Jednak zaledwie kilka tygodni później nowe odkrycia sugerują, że poszukiwania muszą być kontynuowane.
“To było ekscytujące, ale od razu wzbudziło pewne wątpliwości, ponieważ takie twierdzenie o potencjalnej biosygnaturze miałoby historyczne znaczenie, a jednocześnie siła dowodów statystycznych wydawała się zbyt wysoka jak na dostępne dane” - powiedział dr Luis Welbanks, badacz habilitowany w Szkole Badań Ziemi i Kosmosu Uniwersytetu Stanowego Arizony.

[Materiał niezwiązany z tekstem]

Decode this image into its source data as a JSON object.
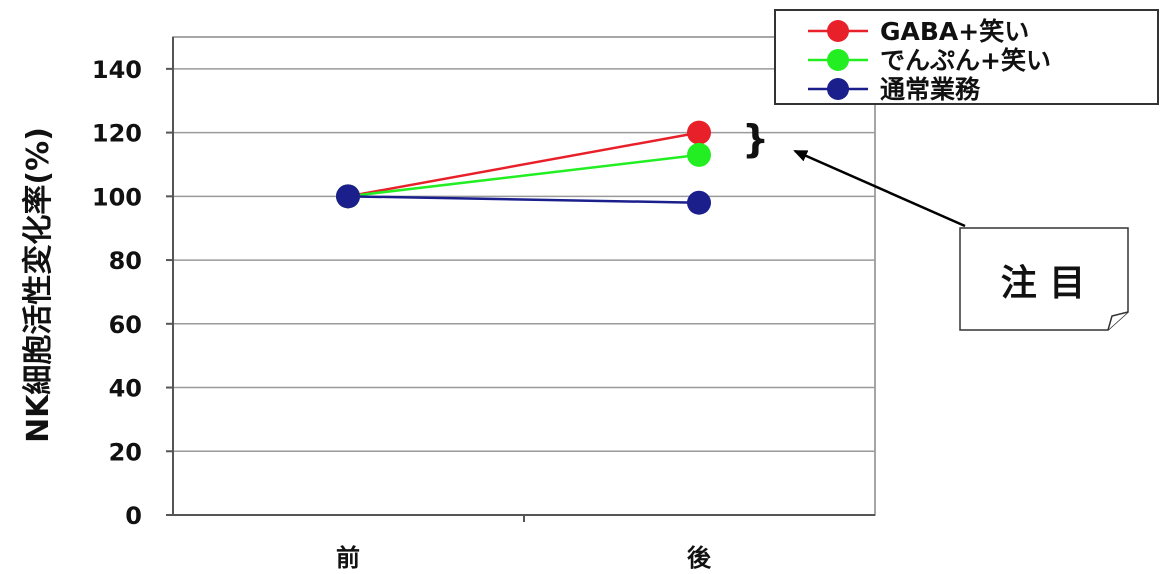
{
  "chart_data": {
    "type": "line",
    "categories": [
      "前",
      "後"
    ],
    "ylabel": "NK細胞活性変化率(%)",
    "xlabel": "",
    "ylim": [
      0,
      150
    ],
    "yticks": [
      0,
      20,
      40,
      60,
      80,
      100,
      120,
      140
    ],
    "grid": true,
    "legend_position": "top-right",
    "series": [
      {
        "name": "GABA+笑い",
        "color": "#e8202a",
        "values": [
          100,
          120
        ]
      },
      {
        "name": "でんぷん+笑い",
        "color": "#22ee22",
        "values": [
          100,
          113
        ]
      },
      {
        "name": "通常業務",
        "color": "#1a1f8c",
        "values": [
          100,
          98
        ]
      }
    ]
  },
  "annotation": {
    "text": "注 目",
    "brace": "}"
  }
}
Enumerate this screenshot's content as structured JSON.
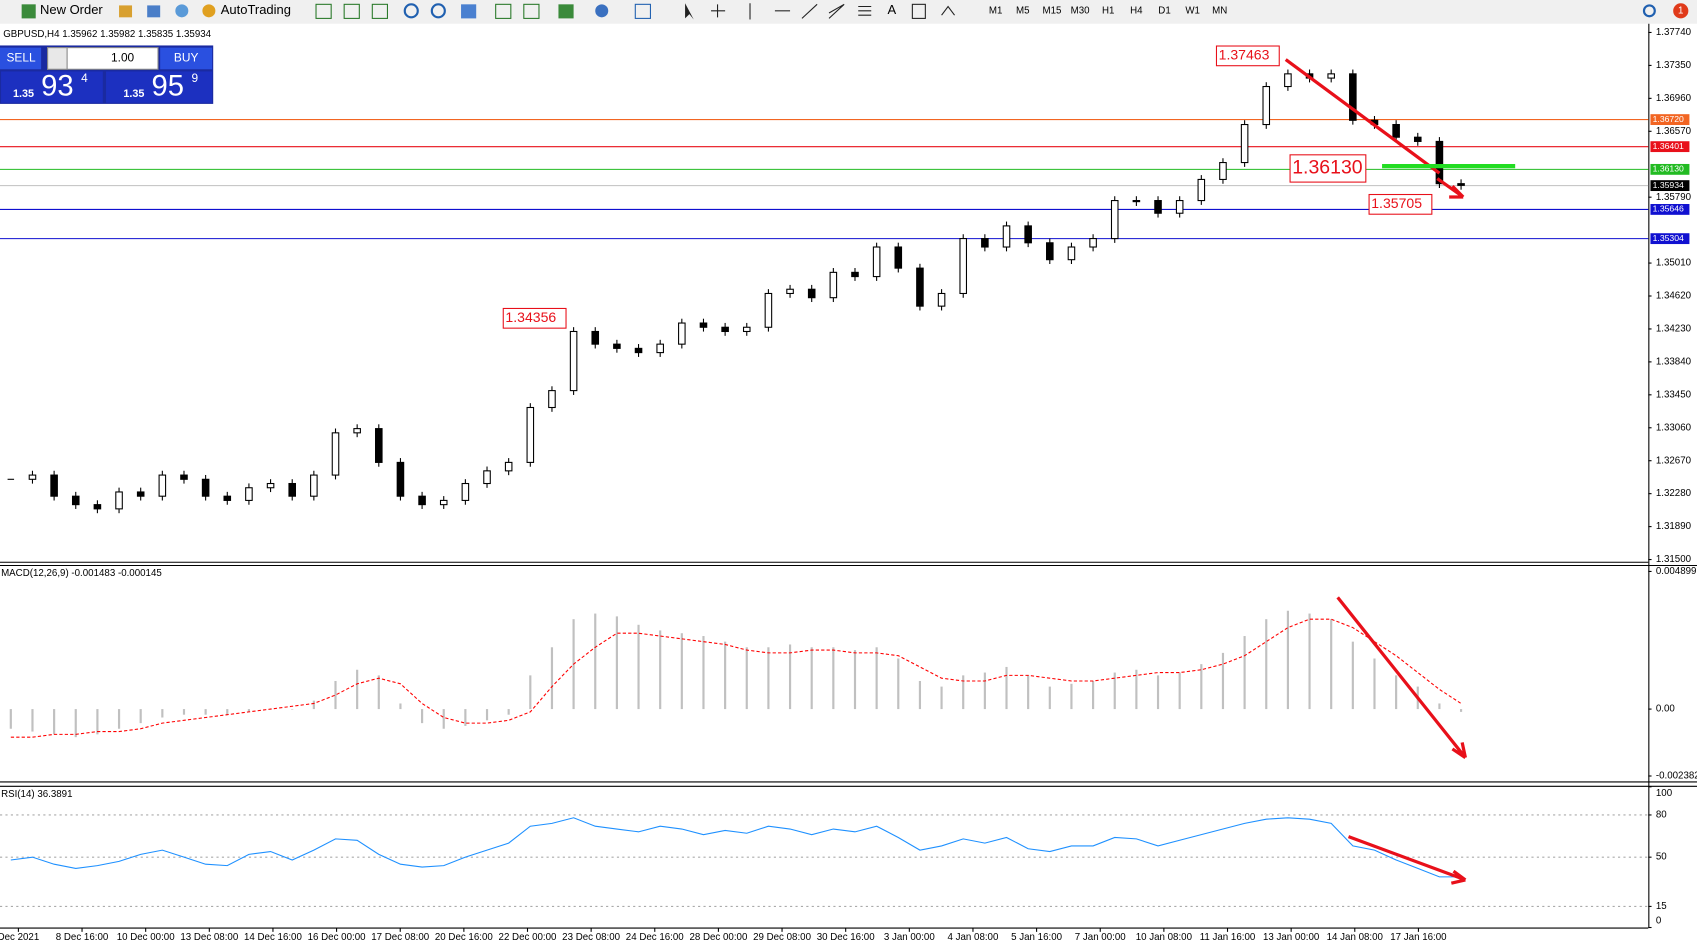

Choć cząsteczki wykryte na K2-18b w kwietniowym badaniu – siarczek dimetylu (DMS) i disiarczek dimetylu (DMDS) – są na naszej planecie głównie związane z mikroorganizmami, naukowcy zwracają uwagę, że te związki mogą również powstawać bez udziału życia. Teraz trzy niezależne zespoły astronomów, w tym zespół Welbanksa, przeanalizowali modele i dane użyte w oryginalnym odkryciu biosygnatury i uzyskały zupełnie inne wyniki, które zostały przesłane do recenzji.
Tymczasem główny autor kwietniowego badania, Nikku Madhusudhan, wraz ze współpracownikami przeprowadził dodatkowe analizy, które – jak twierdzi – potwierdzają ich wcześniejsze ustalenia dotyczące planety. Prawdopodobnie wkrótce pojawią się kolejne obserwacje i badania przeprowadzone przez różne grupy naukowców.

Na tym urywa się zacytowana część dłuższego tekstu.